Dispatches from the Frontier
Musings on Entrepreneurship and Innovation

daily link  Monday, January 20, 2003


Tony Perkins' latest The Angler column is titled, "Life on the Israeli front lines." [1]  In it, Perkins quotes Jonathan Medved of Israel Seed Partners:

Why is Israel so hot?  "Technology and entrepreneurship are about courage and fostering a change-the-world culture," explained Jonathan.  "Silicon Valley was built not on natural resources, but on human resources.  Israeli entrepreneurs are simply better trained and equipped to navigate their businesses during difficult times."  He also pointed out that in the post-bubble era, entrepreneurs have to make a lot of a little.  "We have a national predisposition to capital efficiency, " Jonathan observed.  "It is also a given for an Israeli entrepreneur that you have to go global and sell your product in faraway places to be successful, which is good training in times when you have to strain a little harder to find revenue."
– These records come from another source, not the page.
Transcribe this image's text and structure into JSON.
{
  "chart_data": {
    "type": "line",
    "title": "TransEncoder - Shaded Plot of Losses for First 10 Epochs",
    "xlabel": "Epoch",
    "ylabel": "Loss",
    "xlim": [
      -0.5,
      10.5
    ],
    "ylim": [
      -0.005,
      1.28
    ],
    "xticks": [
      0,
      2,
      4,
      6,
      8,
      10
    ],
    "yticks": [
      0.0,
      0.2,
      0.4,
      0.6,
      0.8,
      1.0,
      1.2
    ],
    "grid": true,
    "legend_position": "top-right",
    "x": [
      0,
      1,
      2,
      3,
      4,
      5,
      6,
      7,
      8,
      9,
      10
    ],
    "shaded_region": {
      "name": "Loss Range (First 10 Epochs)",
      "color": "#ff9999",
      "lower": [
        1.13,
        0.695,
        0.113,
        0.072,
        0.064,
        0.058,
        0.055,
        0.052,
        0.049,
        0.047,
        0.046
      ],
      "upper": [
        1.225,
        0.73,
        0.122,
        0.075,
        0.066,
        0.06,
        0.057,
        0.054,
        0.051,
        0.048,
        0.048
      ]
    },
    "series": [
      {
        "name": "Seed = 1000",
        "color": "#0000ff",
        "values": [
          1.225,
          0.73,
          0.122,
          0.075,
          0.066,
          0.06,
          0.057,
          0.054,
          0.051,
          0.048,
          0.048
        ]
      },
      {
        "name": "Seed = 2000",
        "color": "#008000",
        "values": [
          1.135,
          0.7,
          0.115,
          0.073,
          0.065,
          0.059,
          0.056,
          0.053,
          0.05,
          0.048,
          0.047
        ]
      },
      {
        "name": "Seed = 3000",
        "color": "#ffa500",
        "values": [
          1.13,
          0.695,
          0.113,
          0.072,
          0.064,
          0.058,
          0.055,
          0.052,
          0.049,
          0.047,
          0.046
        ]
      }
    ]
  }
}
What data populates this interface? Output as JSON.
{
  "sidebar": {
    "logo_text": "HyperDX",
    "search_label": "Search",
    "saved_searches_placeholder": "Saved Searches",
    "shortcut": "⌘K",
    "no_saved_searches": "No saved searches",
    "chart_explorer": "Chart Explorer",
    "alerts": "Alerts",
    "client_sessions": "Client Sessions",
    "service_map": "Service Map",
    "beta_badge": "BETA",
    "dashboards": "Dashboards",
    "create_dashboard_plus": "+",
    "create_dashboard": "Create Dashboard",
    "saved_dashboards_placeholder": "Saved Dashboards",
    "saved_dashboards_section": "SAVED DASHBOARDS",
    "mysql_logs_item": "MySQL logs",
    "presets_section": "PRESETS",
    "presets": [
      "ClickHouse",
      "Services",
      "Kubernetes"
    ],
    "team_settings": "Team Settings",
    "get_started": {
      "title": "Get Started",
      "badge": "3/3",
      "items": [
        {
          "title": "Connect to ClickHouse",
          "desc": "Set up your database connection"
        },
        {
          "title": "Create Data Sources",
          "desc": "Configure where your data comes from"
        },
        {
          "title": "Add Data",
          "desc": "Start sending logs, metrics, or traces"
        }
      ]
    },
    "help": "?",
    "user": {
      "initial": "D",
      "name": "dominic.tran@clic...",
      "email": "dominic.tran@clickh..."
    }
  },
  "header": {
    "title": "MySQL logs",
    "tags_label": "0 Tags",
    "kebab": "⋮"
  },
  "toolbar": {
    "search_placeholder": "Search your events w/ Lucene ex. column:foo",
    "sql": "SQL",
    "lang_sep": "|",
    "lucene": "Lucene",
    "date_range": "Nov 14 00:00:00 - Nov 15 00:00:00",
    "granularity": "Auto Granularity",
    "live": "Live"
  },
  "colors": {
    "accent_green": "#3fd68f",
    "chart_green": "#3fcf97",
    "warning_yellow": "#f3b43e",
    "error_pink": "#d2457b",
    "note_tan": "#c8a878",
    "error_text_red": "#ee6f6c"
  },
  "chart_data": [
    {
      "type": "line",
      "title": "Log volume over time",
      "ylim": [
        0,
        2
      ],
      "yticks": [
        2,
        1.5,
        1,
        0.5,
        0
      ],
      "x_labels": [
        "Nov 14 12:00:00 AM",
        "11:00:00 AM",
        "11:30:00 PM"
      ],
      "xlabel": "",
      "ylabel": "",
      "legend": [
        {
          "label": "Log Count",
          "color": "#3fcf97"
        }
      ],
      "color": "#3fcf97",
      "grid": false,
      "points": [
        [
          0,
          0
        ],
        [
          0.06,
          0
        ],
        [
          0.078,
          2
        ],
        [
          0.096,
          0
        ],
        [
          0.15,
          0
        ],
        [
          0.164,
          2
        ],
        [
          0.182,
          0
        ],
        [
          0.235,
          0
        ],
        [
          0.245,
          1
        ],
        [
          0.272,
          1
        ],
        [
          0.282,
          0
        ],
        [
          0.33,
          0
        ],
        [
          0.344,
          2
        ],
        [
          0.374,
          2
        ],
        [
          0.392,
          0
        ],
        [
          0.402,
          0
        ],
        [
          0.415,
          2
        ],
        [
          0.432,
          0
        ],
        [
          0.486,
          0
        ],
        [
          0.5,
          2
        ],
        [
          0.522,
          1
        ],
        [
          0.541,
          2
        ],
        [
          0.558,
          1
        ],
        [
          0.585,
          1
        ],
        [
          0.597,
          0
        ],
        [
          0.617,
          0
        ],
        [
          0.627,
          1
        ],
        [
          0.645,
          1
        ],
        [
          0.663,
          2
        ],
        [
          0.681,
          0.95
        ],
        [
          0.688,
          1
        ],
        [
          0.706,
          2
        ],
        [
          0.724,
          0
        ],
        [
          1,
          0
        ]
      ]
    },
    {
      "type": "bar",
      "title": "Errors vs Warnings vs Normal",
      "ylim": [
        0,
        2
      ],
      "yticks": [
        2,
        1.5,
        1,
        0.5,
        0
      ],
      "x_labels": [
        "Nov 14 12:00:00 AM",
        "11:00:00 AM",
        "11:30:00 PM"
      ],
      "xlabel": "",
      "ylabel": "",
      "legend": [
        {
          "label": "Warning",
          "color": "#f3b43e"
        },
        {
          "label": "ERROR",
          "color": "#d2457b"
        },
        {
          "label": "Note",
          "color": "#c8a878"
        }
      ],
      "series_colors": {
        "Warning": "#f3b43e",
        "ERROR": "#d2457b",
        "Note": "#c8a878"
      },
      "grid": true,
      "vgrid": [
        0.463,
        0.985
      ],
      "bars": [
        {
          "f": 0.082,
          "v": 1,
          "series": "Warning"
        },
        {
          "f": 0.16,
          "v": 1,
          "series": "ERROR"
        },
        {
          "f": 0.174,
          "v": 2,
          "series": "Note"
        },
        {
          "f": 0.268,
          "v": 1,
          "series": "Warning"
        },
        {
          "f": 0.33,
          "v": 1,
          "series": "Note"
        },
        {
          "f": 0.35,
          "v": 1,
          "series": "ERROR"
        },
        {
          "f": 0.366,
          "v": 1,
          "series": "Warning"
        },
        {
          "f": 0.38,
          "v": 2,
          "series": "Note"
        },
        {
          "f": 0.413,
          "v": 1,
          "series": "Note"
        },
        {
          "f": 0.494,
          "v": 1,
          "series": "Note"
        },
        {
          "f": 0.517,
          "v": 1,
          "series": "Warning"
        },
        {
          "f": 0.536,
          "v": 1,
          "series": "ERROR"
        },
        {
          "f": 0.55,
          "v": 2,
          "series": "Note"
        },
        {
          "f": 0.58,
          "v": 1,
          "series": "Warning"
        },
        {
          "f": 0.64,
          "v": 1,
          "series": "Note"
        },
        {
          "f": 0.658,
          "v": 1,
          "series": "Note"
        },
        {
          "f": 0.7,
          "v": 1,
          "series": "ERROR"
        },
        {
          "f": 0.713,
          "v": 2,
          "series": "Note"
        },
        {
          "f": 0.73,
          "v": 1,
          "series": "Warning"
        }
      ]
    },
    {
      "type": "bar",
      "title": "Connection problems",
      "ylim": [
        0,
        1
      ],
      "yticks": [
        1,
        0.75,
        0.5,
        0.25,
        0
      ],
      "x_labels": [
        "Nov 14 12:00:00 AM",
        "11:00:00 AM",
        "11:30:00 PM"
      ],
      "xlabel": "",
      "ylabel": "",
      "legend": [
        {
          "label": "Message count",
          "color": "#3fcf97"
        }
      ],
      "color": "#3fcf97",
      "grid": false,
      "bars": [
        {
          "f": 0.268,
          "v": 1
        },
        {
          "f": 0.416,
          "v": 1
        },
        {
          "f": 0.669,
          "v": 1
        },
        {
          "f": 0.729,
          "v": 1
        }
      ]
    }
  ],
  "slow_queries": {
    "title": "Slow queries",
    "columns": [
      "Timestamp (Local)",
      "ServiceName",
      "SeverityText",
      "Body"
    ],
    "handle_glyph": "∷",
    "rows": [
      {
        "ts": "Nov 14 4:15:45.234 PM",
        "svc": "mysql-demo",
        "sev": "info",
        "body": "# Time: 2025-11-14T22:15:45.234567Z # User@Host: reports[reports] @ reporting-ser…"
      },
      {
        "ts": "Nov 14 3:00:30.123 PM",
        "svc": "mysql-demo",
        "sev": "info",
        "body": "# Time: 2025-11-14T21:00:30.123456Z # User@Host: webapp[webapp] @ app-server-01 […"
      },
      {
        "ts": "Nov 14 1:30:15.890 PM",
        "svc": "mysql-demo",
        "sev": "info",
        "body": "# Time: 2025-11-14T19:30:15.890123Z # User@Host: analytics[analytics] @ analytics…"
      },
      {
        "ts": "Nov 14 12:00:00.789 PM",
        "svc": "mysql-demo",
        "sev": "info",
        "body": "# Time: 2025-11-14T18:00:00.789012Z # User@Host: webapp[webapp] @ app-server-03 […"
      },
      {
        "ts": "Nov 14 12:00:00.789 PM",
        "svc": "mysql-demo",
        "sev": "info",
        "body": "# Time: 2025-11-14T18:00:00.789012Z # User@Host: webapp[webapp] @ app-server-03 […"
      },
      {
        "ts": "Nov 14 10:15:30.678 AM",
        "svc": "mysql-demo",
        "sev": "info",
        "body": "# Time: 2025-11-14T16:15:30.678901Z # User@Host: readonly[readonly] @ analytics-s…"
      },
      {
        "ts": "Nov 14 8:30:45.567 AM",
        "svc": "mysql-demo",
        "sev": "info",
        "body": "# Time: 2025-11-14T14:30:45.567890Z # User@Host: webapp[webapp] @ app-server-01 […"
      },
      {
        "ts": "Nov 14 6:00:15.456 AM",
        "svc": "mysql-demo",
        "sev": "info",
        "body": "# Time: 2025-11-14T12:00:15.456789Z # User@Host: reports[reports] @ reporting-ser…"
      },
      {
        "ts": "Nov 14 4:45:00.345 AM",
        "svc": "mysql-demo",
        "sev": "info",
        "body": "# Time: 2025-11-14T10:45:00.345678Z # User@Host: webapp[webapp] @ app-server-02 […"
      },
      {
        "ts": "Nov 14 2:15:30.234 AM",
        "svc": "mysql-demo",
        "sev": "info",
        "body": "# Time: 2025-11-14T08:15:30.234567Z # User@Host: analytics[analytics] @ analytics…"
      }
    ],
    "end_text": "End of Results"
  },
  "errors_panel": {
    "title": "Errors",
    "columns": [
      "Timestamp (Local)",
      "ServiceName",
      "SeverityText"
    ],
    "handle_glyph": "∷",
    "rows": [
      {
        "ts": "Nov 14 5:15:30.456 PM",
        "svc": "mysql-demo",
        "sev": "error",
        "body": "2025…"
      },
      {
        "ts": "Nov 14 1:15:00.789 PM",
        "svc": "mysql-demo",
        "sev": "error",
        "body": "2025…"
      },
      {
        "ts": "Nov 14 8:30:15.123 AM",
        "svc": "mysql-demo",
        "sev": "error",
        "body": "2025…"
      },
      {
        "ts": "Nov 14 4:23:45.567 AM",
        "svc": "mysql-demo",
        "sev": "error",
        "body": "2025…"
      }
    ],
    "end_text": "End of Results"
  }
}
In other words, an influx of talent added to a challenging business environment yields entrepreneurs who are particularly adept at leveraged growth.  Not to stretch the analogy too far, but Israel seems like an extreme version of my corner of the economic frontier.  I wonder how extreme conditions have to be in order to turn disadvantage into advantage.  Is it possible that conditions here in Big Sky Country are difficult enough to be disadvantageous on the one hand, but too cushy to force adaptive change on the other?

[1] Red Herring, February 2003, p. 14.